LittératureRomans québécois
L’auteur, metteur en scène et homme de théâtre d’origine libanaise Wajdi Mouawad, lequel est largement reconnu pour ses nombreuses pièces de théâtre, mais plus particulièrement pour Incendies, second opus d’un célèbre quatuor ayant a été adapté au grand écran par Denis Villeneuve (2010), récidive avec un deuxième roman où meurtres et règne animal sont à l’honneur.
L’univers de Wajdi Mouawad, autant en littérature qu’au théâtre, a toujours été un casse-tête complexe aux multiples interprétations. Alors qu’Anima met simplement en scène Wahhch Debch, un homme dont la vie s’écroule après la découverte du cadavre de sa femme Léonie gravement mutilé, le récit avait ici toutes les chances de sombrer dans les bas-fonds glauques et cruels du thriller ou du roman policier. Mais, chez Mouawad, il y a ce constant désir d’interpréter les choses différemment, de sortir des sentiers battus, de ce confort intellectuel auquel nous sommes tant accoutumés, et de se délecter d’une seconde dimension plus riche en symboliques et en interprétations à plusieurs niveaux.
Anima, c’est-à-dire le «souffle», est celui qui conditionne notre homme à mener une quête de sens (ou de non-sens) de Montréal à Kahnawake, jusqu’à la réserve indienne Akwesasne, où se cacherait, selon les dires des policiers de la Sûreté du Québec, Welson Wolf Rooney, l’impitoyable meurtrier de Léonie. Mais, à travers cette histoire où la vie d’un homme bascule du tout au tout, ce n’est pas l’évènement en soi qui impressionne le lecteur, mais bien la façon dont la narration est menée d’une main de maître; c’est en effet par le regard scrutateur des animaux de l’environnement du protagoniste que le récit est raconté.

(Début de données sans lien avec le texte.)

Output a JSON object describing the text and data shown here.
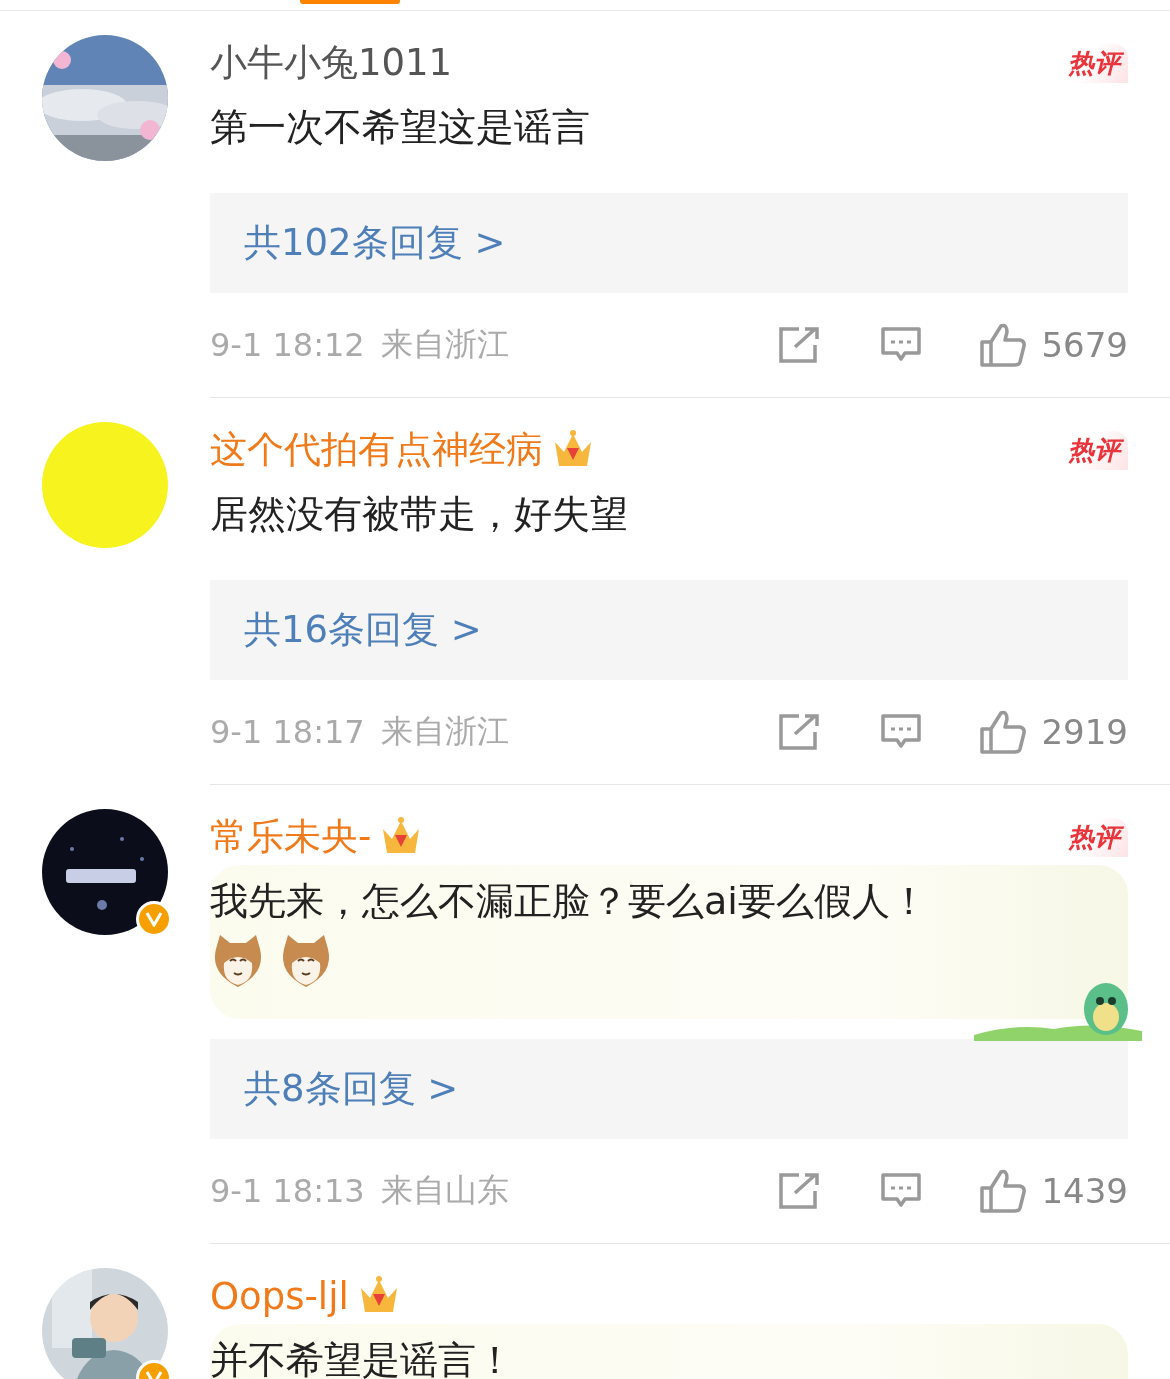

Dix ans après la parution de Visage retrouvé, publié chez Leméac Éditeur, Wajdi Mouawad revient sur la scène littéraire pour présenter un second roman ambitieux qui ne laissera pas un lecteur de marbre. Donner la parole à un chat, un chien, un boa, un singe, un raton laveur et une araignée relève en soi du génie et de l’audace la plus pure, puisqu’il n’est pas donné à tous d’offrir une histoire intelligente au sein de laquelle, comme tout bon conte pour enfants, les animaux parlent (ou pensent) comme les humains. Évidemment, chaque animal ou insecte prend la parole, silencieusement bien sûr, et nous raconte une bribe de l’histoire, et ce, toujours grâce à une linéarité irréprochable.
Sur ce point, Wajdi Mouawad reprend à sa façon l’audace déjà exploitée en littérature par l’écrivain comique David Safier, notamment avec Maudit karma (2008), mais aussi avec la célèbre trilogie policière Les fourmis (1991) de Bernard Werber, tout en apportant une innovation marquée sur le plan narratif. Malgré cette multitude de points de vue, Anima n’est en aucun cas un roman complexe qui vous donnera d’impitoyables maux de tête, mais plutôt une histoire à double sens qui vous obligera à sortir de votre confort intellectuel afin de bien en apprécier le sens profond.